In practice, attackers often gain this level of access by authenticating with stolen or leaked credentials such as compromised user accounts or long‑lived service account keys. and if the environment has permissive bucket access controls, they can abuse Dataflow components that are stored inside of a customer-managed bucket and lateral move inside the environment.
We’ll demonstrate how attackers can abuse two components — job templates and python user-defined functions (UDF), to exfiltrate the access token of the service account used by the job which can then be used for privilege escalation. To simplify the abuse scenario, we will demonstrate a simple Dataflow pipeline that processes CSV files stored in a Cloud Storage bucket and save the data to BigQuery using batch jobs.
From our research, this attack technique is valid for other types of pipelines and jobs, with several caveats: for existing scheduled batch job-based pipelines or pipelines created from an existing batch job, the abused job component files could be replaced before or at the first few minutes of the execution or between scheduled executions. For stream-based pipelines and jobs or when a user clones an existing job (batch or stream) and runs it, these files can be replaced only before or at the first few minutes of the execution to take effect or when a new worker starts running.
In both stream and batch jobs, if a new worker starts running due to autoscaling, it will be affected by the modified components.
Attackers could use a similar technique if their aim is not to distort or exfiltrate the actual data, but to escalate privileges or laterally move in the environment.
Because data processing in Dataflow is done line by line, to limit our malicious code to run only once and not for each line, we came up with a neat trick where in the first run we create a file on the worker node filesystem and for any subsequent runs we check if the file exists and skip the malicious code if it does.

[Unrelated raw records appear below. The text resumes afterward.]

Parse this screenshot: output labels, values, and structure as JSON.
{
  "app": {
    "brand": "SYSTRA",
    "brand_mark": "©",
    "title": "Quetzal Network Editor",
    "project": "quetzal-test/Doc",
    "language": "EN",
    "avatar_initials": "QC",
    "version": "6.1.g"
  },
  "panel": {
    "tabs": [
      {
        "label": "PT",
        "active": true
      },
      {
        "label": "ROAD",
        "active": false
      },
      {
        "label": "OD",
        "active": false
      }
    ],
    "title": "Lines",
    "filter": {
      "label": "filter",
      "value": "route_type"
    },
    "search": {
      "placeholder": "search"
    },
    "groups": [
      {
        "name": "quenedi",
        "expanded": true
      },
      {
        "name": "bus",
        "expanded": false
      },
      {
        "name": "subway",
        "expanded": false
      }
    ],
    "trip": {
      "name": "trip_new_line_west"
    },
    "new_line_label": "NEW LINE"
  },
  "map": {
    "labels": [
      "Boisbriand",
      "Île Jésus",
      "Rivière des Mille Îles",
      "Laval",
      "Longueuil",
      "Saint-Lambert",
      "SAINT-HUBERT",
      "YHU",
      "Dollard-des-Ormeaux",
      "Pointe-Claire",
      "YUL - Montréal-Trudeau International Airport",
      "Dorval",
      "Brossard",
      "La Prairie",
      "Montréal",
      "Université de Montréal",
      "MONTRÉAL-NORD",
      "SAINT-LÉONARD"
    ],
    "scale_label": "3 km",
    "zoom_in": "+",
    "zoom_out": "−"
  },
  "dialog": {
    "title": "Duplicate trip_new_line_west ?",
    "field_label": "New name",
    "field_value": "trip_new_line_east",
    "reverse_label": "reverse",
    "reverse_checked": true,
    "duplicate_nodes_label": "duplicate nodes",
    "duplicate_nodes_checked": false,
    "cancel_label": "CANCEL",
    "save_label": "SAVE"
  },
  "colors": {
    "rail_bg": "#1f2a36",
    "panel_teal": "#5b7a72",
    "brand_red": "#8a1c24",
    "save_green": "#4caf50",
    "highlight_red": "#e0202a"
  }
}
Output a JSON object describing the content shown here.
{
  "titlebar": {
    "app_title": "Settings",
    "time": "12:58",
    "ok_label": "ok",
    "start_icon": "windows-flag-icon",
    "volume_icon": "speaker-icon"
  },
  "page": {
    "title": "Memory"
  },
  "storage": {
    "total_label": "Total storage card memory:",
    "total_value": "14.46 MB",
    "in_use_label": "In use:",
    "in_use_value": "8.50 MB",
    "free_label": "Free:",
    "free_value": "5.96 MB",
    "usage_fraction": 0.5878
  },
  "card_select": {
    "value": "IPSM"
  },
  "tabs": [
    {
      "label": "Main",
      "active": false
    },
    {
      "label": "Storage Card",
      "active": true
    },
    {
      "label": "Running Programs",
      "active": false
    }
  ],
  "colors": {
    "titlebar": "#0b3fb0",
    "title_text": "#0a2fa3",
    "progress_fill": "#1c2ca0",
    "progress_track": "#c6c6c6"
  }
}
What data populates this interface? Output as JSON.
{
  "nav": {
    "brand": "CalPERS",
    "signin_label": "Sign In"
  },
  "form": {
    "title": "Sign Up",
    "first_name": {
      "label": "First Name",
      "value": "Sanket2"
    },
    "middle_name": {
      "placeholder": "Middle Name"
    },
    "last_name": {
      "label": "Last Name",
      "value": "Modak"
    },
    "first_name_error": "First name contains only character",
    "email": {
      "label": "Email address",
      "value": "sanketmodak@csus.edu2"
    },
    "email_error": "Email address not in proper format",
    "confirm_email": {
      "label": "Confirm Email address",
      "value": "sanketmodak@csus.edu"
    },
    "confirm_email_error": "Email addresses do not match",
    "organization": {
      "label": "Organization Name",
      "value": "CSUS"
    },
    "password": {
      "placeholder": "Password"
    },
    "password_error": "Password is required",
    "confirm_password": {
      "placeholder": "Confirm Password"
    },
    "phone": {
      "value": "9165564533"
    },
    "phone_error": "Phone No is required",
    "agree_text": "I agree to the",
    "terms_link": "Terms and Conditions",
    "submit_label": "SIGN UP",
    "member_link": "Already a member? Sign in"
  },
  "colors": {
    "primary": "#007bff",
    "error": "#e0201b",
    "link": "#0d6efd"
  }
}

Python User-Defined Functions (UDF)
Let’s assume there is a Dataflow pipeline batch job that runs every few minutes, reads CSV files, processes them line by line, and stores the output to BigQuery, then uses a python UDF for custom logic (built with a Google-managed template). This pipeline job runs in the context of a service account with broad permissions that grant access to Compute Engine and BigQuery.
Suppose a company wants to export employees’ data from its HR system routinely and save it to BigQuery for analysis. To do so, they export the data to a GCS bucket and create a Dataflow batch pipeline with a scheduled job using a Python UDF for validation and populating missing details. The UDF could look something like this:
Python UDF that validates and transforms source CSV data into JSON for a BigQuery target table.
Python UDF that validates and transforms source CSV data into JSON for a BigQuery target table.
An example of pipeline configurations.
An example of pipeline configurations.
An example of pipeline job execution.
An example of pipeline job execution.
Our attacker was able to gain control of a user with read/write access to the buckets (storage.buckets.get, storage.buckets.list, storage.objects.create, storage.objects.get, storage.objects.list, storage.objects.update) in the same project as the Dataflow pipeline, and after enumerating the buckets, find the UDF file in one of the buckets.
The attacker then downloaded the UDF file and with their permissions, could inject malicious code and reupload the UDF file, overwriting the original file.
The attacker adds a few components to the file:
- A function that retrieves the service account access token from the worker’s metadata endpoint and gets information about the service account.
- A function that exfiltrates the service account information and access token. It checks that a dummy file does not exist on the worker's file system to ensure it only runs once. Note the usage of request library and not requests as the latter does not come preinstalled in a classic pipeline worker.
- A few lines of code in the main function, transform, that invoke the malicious code.
This function extracts service account credentials and information from metadata endpoint of the dataflow worker.
This function extracts service account credentials and information from metadata endpoint of the dataflow worker.
This function exfiltrates the stolen credentials to the attacker's server.
This function exfiltrates the stolen credentials to the attacker's server.
Code added to the original UDF function to redirect execution to the malicious code without affecting the existing functionality.
Code added to the original UDF function to redirect execution to the malicious code without affecting the existing functionality.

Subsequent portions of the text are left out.